Vrije tijd

In de WMO

In de WMO valt ondersteuning bij vrije tijdsbesteding niet onder de zorg die geboden wordt. Wel is de gemeente er verantwoordelijk voor dat er voldoende mogelijkheden zijn voor mensen met een beperking om deel te namen aan vrije tijds activiteiten. Bijvoorbeeld door lid te worden van een sportvereniging of deel te nemen aan buurthuis activiteiten. Ook kan in het kader van de WMO gekeken worden of er een vrijwilliger voor uw verwant is die met hem naar een vrije tijds activiteit kan gaan.

In principe is het de bedoeling dat mensen met een beperking in het kader van de maatschappelijke participatie zoveel mogelijk aansluiten bij activiteiten die voor mensen zonder beperking geboden worden. Wel geven mensen met een lichte verstandelijke beperking soms zelf aan dat liever naar een club gaan waar ook andere mensen met een vergelijkbare beperking komen. Ze voelen zich dan soms meer op hun gemak en kunnen gemakkelijker communiceren met andere deelnemers.
Als dit ook geldt voor uw verwant, en als er geen voor hem geschikte activiteiten aanwezig zijn, is het belangrijk dit bij de gemeente te melden, en wellicht ook het signaal neer de leggen bij de WMO-adviesraad in de gemeente.

In de WLZ

In de WLZ is het bieden van vrije tijdsactiviteiten en het begeleiden daarbij in principe iets dat wel onderdeel moet uitmaken van de 24-uurs zorg. In de praktijk is het aanbod aan vrije tijdsactiviteiten bij instellingen de laatste jaren sterk achteruit gegaan. Op de grotere instellingsterreinen worden nog wel eens vrije tijds activiteiten georganiseerd voor groepen bewoners.

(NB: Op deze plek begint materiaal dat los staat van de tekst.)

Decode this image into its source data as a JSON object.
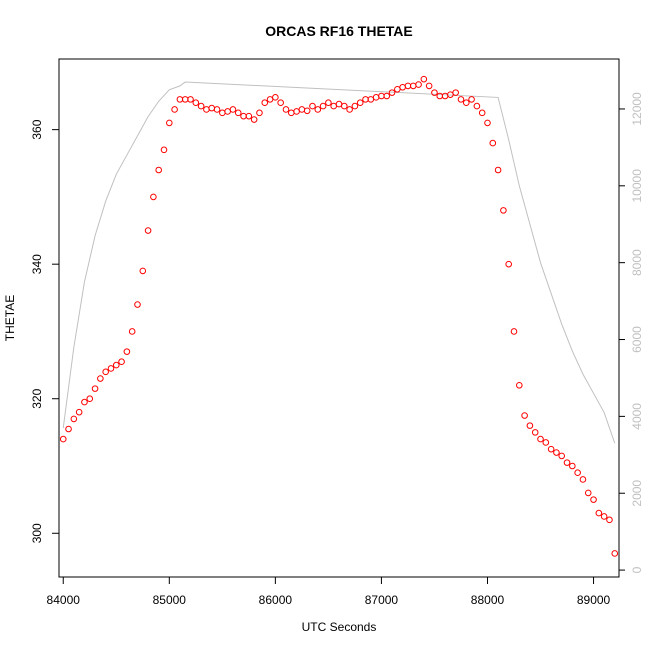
{
  "chart_data": {
    "type": "scatter",
    "title": "ORCAS RF16 THETAE",
    "xlabel": "UTC Seconds",
    "ylabel": "THETAE",
    "xlim": [
      83960,
      89240
    ],
    "ylim": [
      293.5,
      370.5
    ],
    "y2lim": [
      -180,
      13300
    ],
    "x_ticks": [
      84000,
      85000,
      86000,
      87000,
      88000,
      89000
    ],
    "y_ticks": [
      300,
      320,
      340,
      360
    ],
    "y2_ticks": [
      0,
      2000,
      4000,
      6000,
      8000,
      10000,
      12000
    ],
    "marker_color": "#ff0000",
    "secondary_color": "#c0c0c0",
    "series": [
      {
        "marker": "open-circle",
        "axis": "left",
        "x": [
          84000,
          84050,
          84100,
          84150,
          84200,
          84250,
          84300,
          84350,
          84400,
          84450,
          84500,
          84550,
          84600,
          84650,
          84700,
          84750,
          84800,
          84850,
          84900,
          84950,
          85000,
          85050,
          85100,
          85150,
          85200,
          85250,
          85300,
          85350,
          85400,
          85450,
          85500,
          85550,
          85600,
          85650,
          85700,
          85750,
          85800,
          85850,
          85900,
          85950,
          86000,
          86050,
          86100,
          86150,
          86200,
          86250,
          86300,
          86350,
          86400,
          86450,
          86500,
          86550,
          86600,
          86650,
          86700,
          86750,
          86800,
          86850,
          86900,
          86950,
          87000,
          87050,
          87100,
          87150,
          87200,
          87250,
          87300,
          87350,
          87400,
          87450,
          87500,
          87550,
          87600,
          87650,
          87700,
          87750,
          87800,
          87850,
          87900,
          87950,
          88000,
          88050,
          88100,
          88150,
          88200,
          88250,
          88300,
          88350,
          88400,
          88450,
          88500,
          88550,
          88600,
          88650,
          88700,
          88750,
          88800,
          88850,
          88900,
          88950,
          89000,
          89050,
          89100,
          89150,
          89200
        ],
        "y": [
          314,
          315.5,
          317,
          318,
          319.5,
          320,
          321.5,
          323,
          324,
          324.5,
          325,
          325.5,
          327,
          330,
          334,
          339,
          345,
          350,
          354,
          357,
          361,
          363,
          364.5,
          364.5,
          364.5,
          364,
          363.5,
          363,
          363.2,
          363,
          362.5,
          362.7,
          363,
          362.5,
          362,
          362,
          361.5,
          362.5,
          364,
          364.5,
          364.8,
          364,
          363,
          362.5,
          362.7,
          363,
          362.8,
          363.5,
          363,
          363.5,
          364,
          363.5,
          363.8,
          363.5,
          363,
          363.5,
          364,
          364.5,
          364.5,
          364.8,
          365,
          365,
          365.5,
          366,
          366.3,
          366.5,
          366.5,
          366.7,
          367.5,
          366.5,
          365.5,
          365,
          365,
          365.2,
          365.5,
          364.5,
          364,
          364.5,
          363.5,
          362.5,
          361,
          358,
          354,
          348,
          340,
          330,
          322,
          317.5,
          316,
          315,
          314,
          313.5,
          312.5,
          312,
          311.5,
          310.5,
          310,
          309,
          308,
          306,
          305,
          303,
          302.5,
          302,
          297
        ]
      },
      {
        "marker": "line",
        "axis": "right",
        "x": [
          84000,
          84100,
          84200,
          84300,
          84400,
          84500,
          84600,
          84700,
          84800,
          84900,
          85000,
          85100,
          85150,
          88100,
          88200,
          88300,
          88400,
          88500,
          88600,
          88700,
          88800,
          88900,
          89000,
          89100,
          89200
        ],
        "y": [
          3700,
          5800,
          7500,
          8700,
          9600,
          10300,
          10800,
          11300,
          11800,
          12200,
          12500,
          12600,
          12700,
          12300,
          11200,
          10000,
          9000,
          8000,
          7200,
          6400,
          5700,
          5100,
          4600,
          4100,
          3300
        ]
      }
    ]
  }
}
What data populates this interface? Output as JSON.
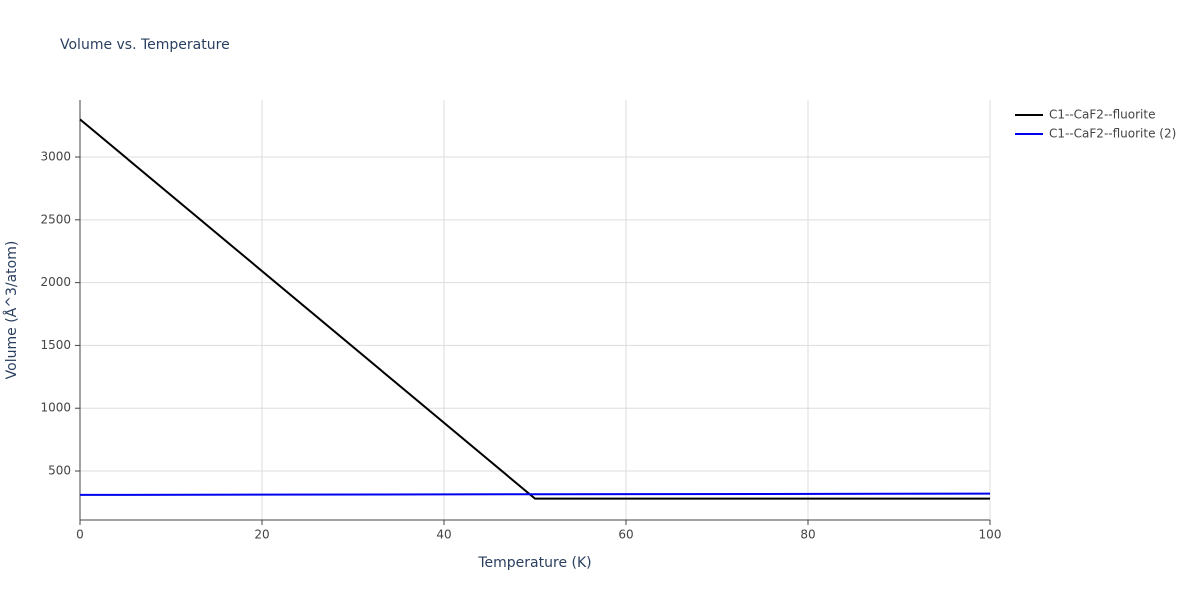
{
  "chart_data": {
    "type": "line",
    "title": "Volume vs. Temperature",
    "x_label": "Temperature (K)",
    "y_label": "Volume (Å^3/atom)",
    "x": [
      0,
      50,
      100
    ],
    "series": [
      {
        "name": "C1--CaF2--fluorite",
        "color": "#000000",
        "values": [
          3300,
          280,
          280
        ]
      },
      {
        "name": "C1--CaF2--fluorite (2)",
        "color": "#0000ee",
        "values": [
          310,
          315,
          320
        ]
      }
    ],
    "xlim": [
      0,
      100
    ],
    "xticks": [
      0,
      20,
      40,
      60,
      80,
      100
    ],
    "ylim": [
      110,
      3454
    ],
    "yticks": [
      500,
      1000,
      1500,
      2000,
      2500,
      3000
    ],
    "grid": true,
    "legend": "right"
  }
}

Maar voor mensen die buiten het instellingsterrein wonen in de stad of het dorp wordt weinig specifieks georganiseerd.

Als u merkt dat het aanbod voor vrije tijds activiteiten voor uw verwant onder de maat is is het belangrijk dit te niet alleen aan te geven bij de begeleiders in de woning, maar ook aan de cliëntenraad van de instelling. Deze raad heeft op dit onderwerp een verzwaard adviesrecht.

Vaak worden de mensen bij vrije tijdsactiviteiten begeleid door vrijwilligers. De instelling moet er dan wel voor zorgen dat deze vrijwilligers voldoende gekwalificeerd zijn om de mensen te begeleiden; zeker als het gaat om mensen met bijzondere problemen als bijvoorbeeld epilepsie.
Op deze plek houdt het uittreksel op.